Crow Country, Coal Decline, and What Tribal Jurisdiction Means for Big Horn County Landlords
Big Horn County occupies a stretch of southeastern Montana where the high plains break against the foothills of the Bighorn and Pryor Mountains, and the Bighorn River cuts northward through the landscape on its way to the Yellowstone. This is Crow country — the Apsáalooke people have lived in this region for centuries, and their reservation, the largest in Montana at approximately 2.2 million acres, dominates the geography, the demographics, and the legal landscape of the county in ways that make Big Horn unlike any other county in this series.

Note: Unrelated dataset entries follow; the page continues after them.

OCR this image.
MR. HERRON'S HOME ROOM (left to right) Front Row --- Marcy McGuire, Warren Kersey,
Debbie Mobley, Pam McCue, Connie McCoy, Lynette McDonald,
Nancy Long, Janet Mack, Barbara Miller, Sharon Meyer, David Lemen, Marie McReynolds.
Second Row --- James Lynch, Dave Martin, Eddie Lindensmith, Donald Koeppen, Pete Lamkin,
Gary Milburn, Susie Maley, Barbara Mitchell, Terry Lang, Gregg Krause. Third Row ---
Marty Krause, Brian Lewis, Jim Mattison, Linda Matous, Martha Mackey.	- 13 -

Hardin, the county seat, sits just north of the Crow Reservation boundary on the banks of the Bighorn River at the intersection of Interstate 90 and Montana Highway 47. It is a small town of roughly 3,800 people that functions as the commercial center for the county — the place where people from the reservation communities of Crow Agency, Lodge Grass, Pryor, and the scattered settlements of the vast reservation come to shop, access services, and conduct business. Billings, Montana’s largest city, is 45 miles to the west on I-90, close enough that Hardin exists in Billings’s economic orbit but far enough that it retains its own distinct identity and challenges.
Understanding Tribal Jurisdiction: The Most Important Question for Big Horn County Landlords
The single most important legal question any landlord operating in Big Horn County must answer is whether their rental property sits on trust land or fee-simple land. This is not an academic distinction — it determines which legal system governs the landlord-tenant relationship, which court has jurisdiction over disputes, and which eviction procedures apply.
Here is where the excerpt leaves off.